Prove that for functions $u(x)$ and $v(x)$ which are $n+1$ times differentiable on $[a, b]$ the following equality holds:
$$
\int_a^b uv^{(n+1)}dx = \left.\sum_{k=0}^n (-1)^ku^{(k)}v^{(n-k)}\right\vert_a^b + (-1)^{n+1}\int_a^bu^{(n+1)}v\;dx
$$
I've been proving a simpler case for the "first-order" integration by parts formula for proper integrals, namely:
$$
\int_a^b u\;dv = \left.uv\right|_a^b + \int_a^bv\;du
$$
I did this by considering the following differential:
$$
d(uv) = d(u)v + vd(u)
$$
And then integrating both parts on $[a, b]$:
$$
\int_a^bd(uv) = \int_a^bu\;d(v)+\int_a^bv\;d(u)\\
\left.uv\right|_a^b = \int_a^bu\;d(v)+\int_a^bv\;d(u)\\ \implies
\int_a^bu\;d(v) = \left.uv\right|_a^b – \int_a^bv\;d(u)
$$
I then tried to use the same approach for the "higher-order" formula but failed. It's not difficult to show that:
$$
(uv)^{(n)} = \sum_{k=0}^n {n\choose k} u^{(n-k)}v^{(k)}
$$
Where $(f(x))^{(n)}$ denotes $n$-th derivative of $f(x)$.

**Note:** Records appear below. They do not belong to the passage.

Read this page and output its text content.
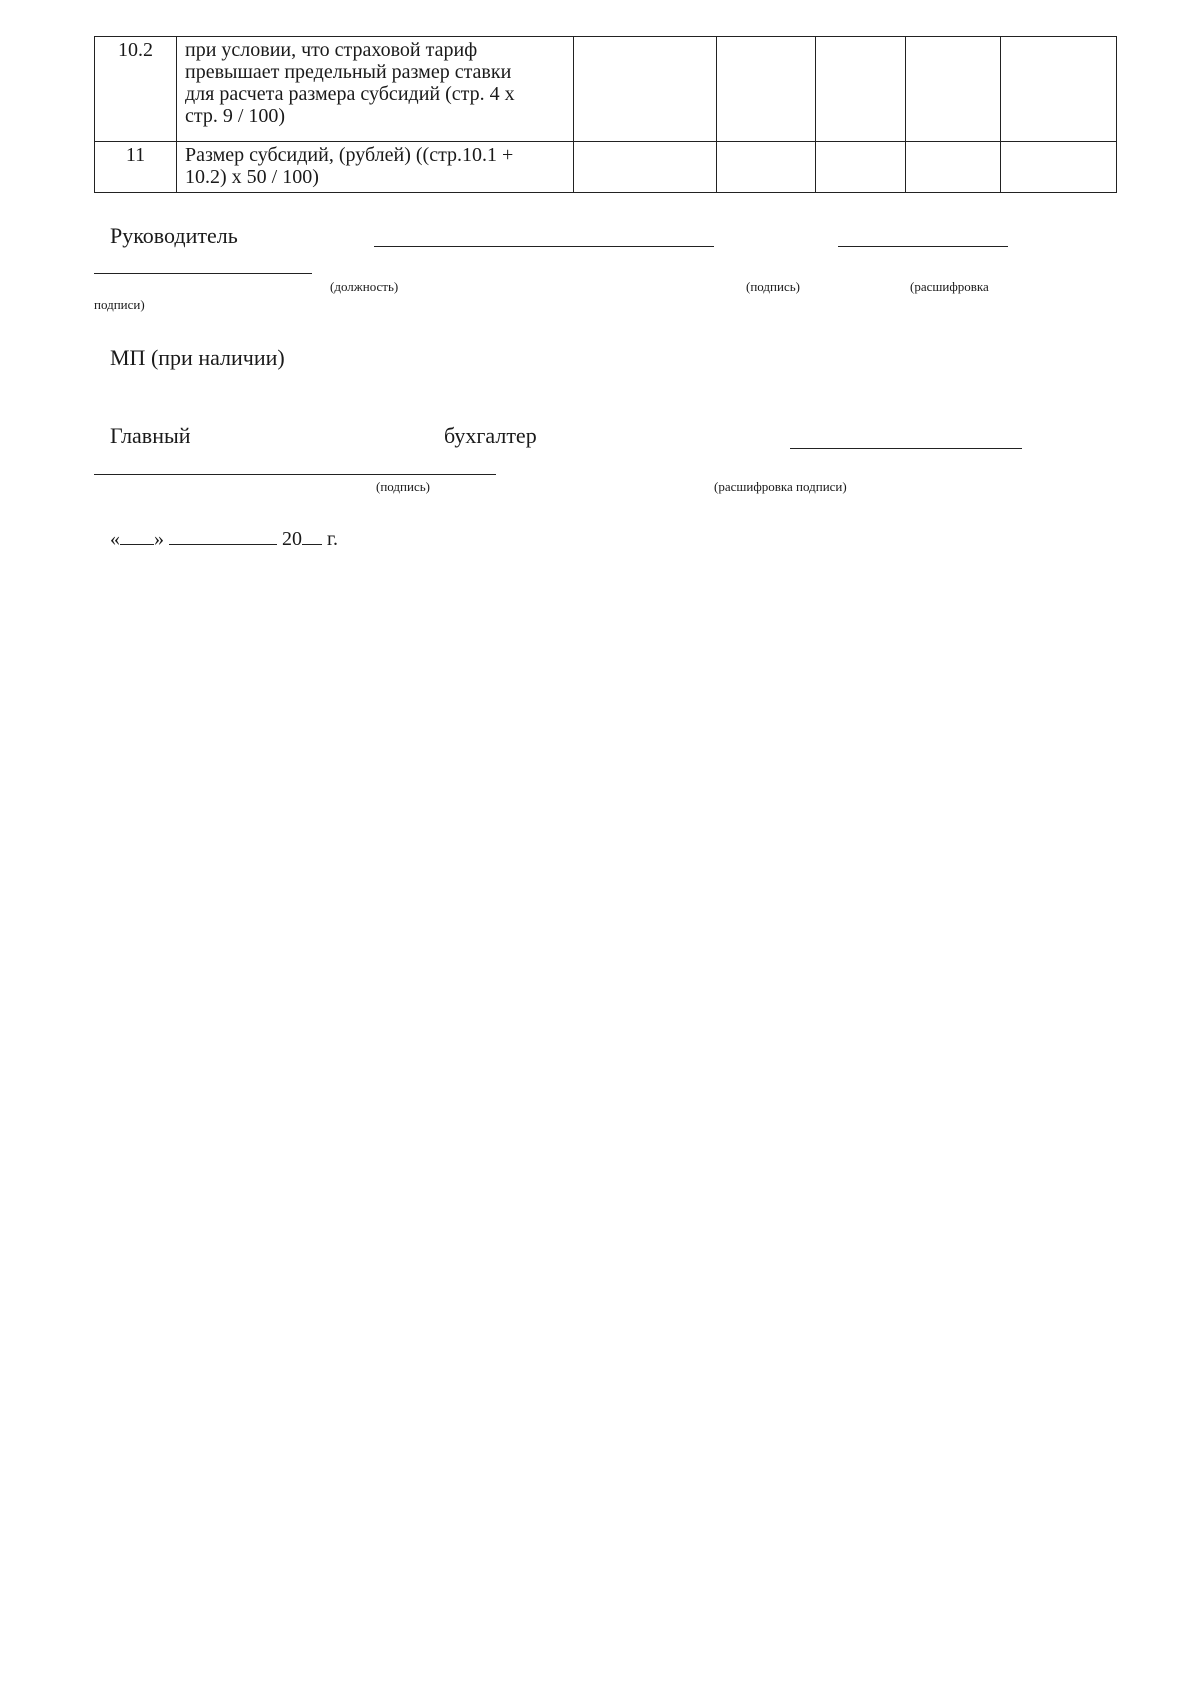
10.2	при условии, что страховой тариф
превышает предельный размер ставки
для расчета размера субсидий (стр. 4 х
стр. 9 / 100)					

11	Размер субсидий, (рублей) ((стр.10.1 +
10.2) х 50 / 100)					

Руководитель
(должность)	(подпись)	(расшифровка
подписи)
МП (при наличии)
Главный	бухгалтер
(подпись)	(расшифровка подписи)
« »	20 г.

I believe this is the basic idea for the proof, but unfortunately, I do not see how to proceed from here. I would appreciate any help with this question. Thank you!
Best Answer
It can be proven quite straightforwardly by induction. We know the base case, for $1$ iteration of integration by parts (IBP) as you have proven it. So assuming $\displaystyle \int uv^{(n+1)} = \sum_{k=0}^n (-1)^ku^{(k)}v^{(n-k)} + (-1)^{n+1}\int_a^bu^{(n+1)}v$, for some $n\in\mathbb{N_0}$, we would have
$$ \begin{align} \int uv^{(n+\color{red}{2})} &=uv^{(n+1)}-\int u'v^{(n+1)} \\ &=uv^{(n+1)}-\sum_{k=0}^n (-1)^k(u')^{(k)}v^{(n-k)} - (-1)^{n+1}\int_a^b(u')^{(n+1)}v \\ &=\left[uv^{(n+1)}-u^{(1)}v^{(n)}+\ldots+(-1)^{n+1}u^{(n+1)}v^{(0)}\right] + (-1)^{n+2}\int_a^bu^{(n+2)}v \\ &=\sum_{k=0}^{n+1} (-1)^ku^{(k)}v^{(n-k)} + (-1)^{n+2}\int_a^bu^{(n+2)}v\end{align}$$
Therefore, it is true for all $n\in\mathbb{N}_0$.